Погода
Дождь в Тель-Авиве прошел ранний утрой, в июне,
прямо у глаз моих, тихо — бесплотный, сквозной.
Купы дерев и дома с облупившейся краской
дождь — словно сон обнимает младенца — объял.
В благословеньях лицо мое вымокло, шевелятся губы.
Свет прибывает — опору находит на плоскости крыш.
Тысяча лет — как вчерашний наш день, день вчерашний
впитан и всосан облезлою краской домов.
Время цветенья любви, неповторимой,
как рука расцвела б у запястья. Медвяный инжир
колет язык, в гортани першит и щекочет.
Тело наполнено говором, как телефон,
и придуманный дождь в этом теле шумит и струится.

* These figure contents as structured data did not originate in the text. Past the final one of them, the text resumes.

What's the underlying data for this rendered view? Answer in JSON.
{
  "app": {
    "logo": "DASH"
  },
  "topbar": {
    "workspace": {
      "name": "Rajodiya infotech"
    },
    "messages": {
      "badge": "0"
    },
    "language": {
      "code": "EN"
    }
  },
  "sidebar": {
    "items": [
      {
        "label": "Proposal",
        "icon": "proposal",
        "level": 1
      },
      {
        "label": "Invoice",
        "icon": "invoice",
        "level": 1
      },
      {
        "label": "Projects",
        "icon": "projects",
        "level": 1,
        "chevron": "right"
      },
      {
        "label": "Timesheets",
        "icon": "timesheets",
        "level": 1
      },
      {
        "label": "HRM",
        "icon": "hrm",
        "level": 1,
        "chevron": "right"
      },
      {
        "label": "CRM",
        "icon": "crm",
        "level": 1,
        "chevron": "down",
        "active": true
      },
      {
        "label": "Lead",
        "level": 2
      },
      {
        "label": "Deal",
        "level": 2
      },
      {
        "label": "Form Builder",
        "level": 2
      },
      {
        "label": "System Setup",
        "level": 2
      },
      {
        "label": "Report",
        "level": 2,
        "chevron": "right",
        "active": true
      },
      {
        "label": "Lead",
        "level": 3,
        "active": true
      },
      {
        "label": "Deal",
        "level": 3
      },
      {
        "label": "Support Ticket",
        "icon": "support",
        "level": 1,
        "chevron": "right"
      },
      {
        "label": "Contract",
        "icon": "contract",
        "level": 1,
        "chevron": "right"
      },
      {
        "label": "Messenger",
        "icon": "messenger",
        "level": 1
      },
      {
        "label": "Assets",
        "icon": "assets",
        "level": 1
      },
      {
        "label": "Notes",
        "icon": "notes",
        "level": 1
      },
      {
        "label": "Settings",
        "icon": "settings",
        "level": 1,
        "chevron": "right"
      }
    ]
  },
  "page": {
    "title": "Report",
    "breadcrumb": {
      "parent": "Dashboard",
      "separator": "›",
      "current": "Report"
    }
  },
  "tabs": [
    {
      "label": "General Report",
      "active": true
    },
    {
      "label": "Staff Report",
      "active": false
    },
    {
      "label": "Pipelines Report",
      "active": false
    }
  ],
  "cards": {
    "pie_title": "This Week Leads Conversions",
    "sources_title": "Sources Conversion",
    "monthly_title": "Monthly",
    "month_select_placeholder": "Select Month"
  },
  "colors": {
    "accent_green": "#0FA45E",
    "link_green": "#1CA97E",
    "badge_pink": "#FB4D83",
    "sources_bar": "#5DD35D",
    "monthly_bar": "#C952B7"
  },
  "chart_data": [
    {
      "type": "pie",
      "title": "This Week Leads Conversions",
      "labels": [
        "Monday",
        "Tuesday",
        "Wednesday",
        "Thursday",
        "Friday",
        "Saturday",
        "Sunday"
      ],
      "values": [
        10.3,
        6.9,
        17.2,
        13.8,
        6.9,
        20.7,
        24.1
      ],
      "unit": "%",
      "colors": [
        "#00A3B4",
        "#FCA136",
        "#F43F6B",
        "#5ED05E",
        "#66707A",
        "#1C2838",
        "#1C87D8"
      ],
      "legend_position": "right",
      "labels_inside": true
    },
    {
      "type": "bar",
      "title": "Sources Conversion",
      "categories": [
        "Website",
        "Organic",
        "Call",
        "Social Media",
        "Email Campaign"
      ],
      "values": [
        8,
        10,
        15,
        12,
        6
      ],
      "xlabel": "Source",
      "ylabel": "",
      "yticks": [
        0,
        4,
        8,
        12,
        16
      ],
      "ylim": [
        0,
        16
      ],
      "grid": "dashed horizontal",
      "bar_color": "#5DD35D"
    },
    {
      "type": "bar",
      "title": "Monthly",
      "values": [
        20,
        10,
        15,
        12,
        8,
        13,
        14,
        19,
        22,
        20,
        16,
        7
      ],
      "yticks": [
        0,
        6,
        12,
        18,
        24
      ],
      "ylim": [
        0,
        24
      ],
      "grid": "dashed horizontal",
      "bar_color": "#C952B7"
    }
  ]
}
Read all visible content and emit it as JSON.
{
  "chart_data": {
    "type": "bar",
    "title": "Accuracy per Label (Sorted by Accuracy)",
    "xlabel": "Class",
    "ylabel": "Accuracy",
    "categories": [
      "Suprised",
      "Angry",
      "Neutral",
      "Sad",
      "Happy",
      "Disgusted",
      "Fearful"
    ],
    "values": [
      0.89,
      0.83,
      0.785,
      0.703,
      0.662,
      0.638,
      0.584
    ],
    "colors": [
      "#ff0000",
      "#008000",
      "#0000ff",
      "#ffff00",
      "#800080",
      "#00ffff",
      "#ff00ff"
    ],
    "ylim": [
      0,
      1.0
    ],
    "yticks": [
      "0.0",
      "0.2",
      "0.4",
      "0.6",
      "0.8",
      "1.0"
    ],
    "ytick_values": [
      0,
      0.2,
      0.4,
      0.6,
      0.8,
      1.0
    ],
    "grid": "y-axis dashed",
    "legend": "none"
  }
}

Вся бесславная правда о том, что случилось
Вся бесславная правда о том, что случилось, о том,
что теперь с моим сердцем, а ты
пребываешь и дальше в северо-южном своем
очаровании, с улыбкой святой. Святой? — но любовь
не в словах и не в нас уже больше, она отошла
в область преданий, в историю; царский сын взаперти у богини,
любовь — против нас, она — не волны волос
на вес золота, и не влажная эта вот ночь,
вся пропитанная нежностью нашей.
заблудившейся в венах входя, выходя
сквозь захлопывающиеся створки,
а пустота —
тяжеленною гирей висит на душе: снова вечер
вечер догнал, догнал полдень, меня и тебя догоняет.
А повесть сама о себе повествует, а мы
только рты разеваем.
И нежность,
сама наша нежность
разметалась и корчится, как под насильником, на земле.